Thorac Cardiovasc Surg 2016; 64 - ePP101
DOI: 10.1055/s-0036-1571944

Stenting a Stenotic Levoatriocardinal Vein in a Hypoplastic Left Heart Syndrome with An Intact Atrial Septum

M. Fröhle 1, A. Racolta 1, M. Kantzis 1, K. T. Laser 1, D. Kececioglu 1, J. Steinhard 2, E. Sandica 3, N. A. Haas 1
  • 1Herz- und Diabeteszentrum NRW, Zentrum für angeborene Herzfehler, Bad Oeynhausen, Germany
  • 2Herz- und Diabeteszentrum NRW, Department für Fetale Medizin, Bad Oeynhausen, Germany
  • 3Herz- und Diabeteszentrum NRW, Zentrum für angeborene Herzfehler, Department für Chirurgie Angeborener Herzfehler, Bad Oeynhausen, Germany

Objective: The levoatriocardinal vein is a pulmonary-systemic connection that provides an alternative drainage for pulmonary venous blood in left-sided obstructive lesions. It is thought to result from the persistence of anastomotic channels that connect the capillary plexus of the embryonic foregut to the cardinal veins. There are only few reports about successful preoperative stent placement in the obstructed levoatriocardinal vein or in an obstructed vertical vein at HLHS with an IAS and a total anomalous pulmonary venous connection (TAPVC) as a bridge to surgery.

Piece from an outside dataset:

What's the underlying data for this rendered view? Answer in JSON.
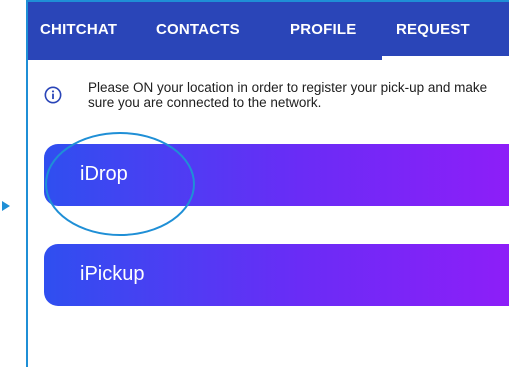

Patient: We present a case about an infant with a Hypoplastic Left Heart Syndrome (HLHS) and an intact atrial septum (IAS) that was diagnosed prenatally. Postnatal ECHO confirmed the diagnosis and left atrial decompression was only possible by an obstructed levoatriocardinal vein into the innominate vein. Shortly after birth the patient developed severe respiratory distress with a bilateral pulmonary edema. Bedside balloon atrioseptostomy failed due to a complete closure of the IAS and therefore catheter investigation was initiated for palliative measures.

Management and Result: Catheter investigation revealed a subatretic stenosis of the levoatrial vein with a diameter of ∼1 mm and a normal connection of the pulmonary veins to the hypoplastic left atrium. There was a long segment hypoplasia of the LAV and a tight stenosis. After stent implantation (Plamaz Blue 6 mm × 18 mm) immediate decompression was achieved and the clinical condition rapidly improved. The patient was extubated 18 hour after the intervention and subsequently breathed spontaneously without respiratory support. Uneventful Norwood I operation with creation of a broad communication between the left and right atrium was performed 4 days later.

Conclusion: A stenotic levoatriocardinal vein in a patient with HLHS and IAS presents as a life threatening critical condition resulting in severe bilateral pulmonary edema. Interventional treatment by rapid stenting adequately can decompress the left atrium and stabilize the hemodynamics and clinical symptoms. This treatment modality may be a safe method for restoring normal lung function and bridging to the first Norwood palliation. When this combination is diagnosed prenatally, immediate postnatal catheter management should be planned in advance.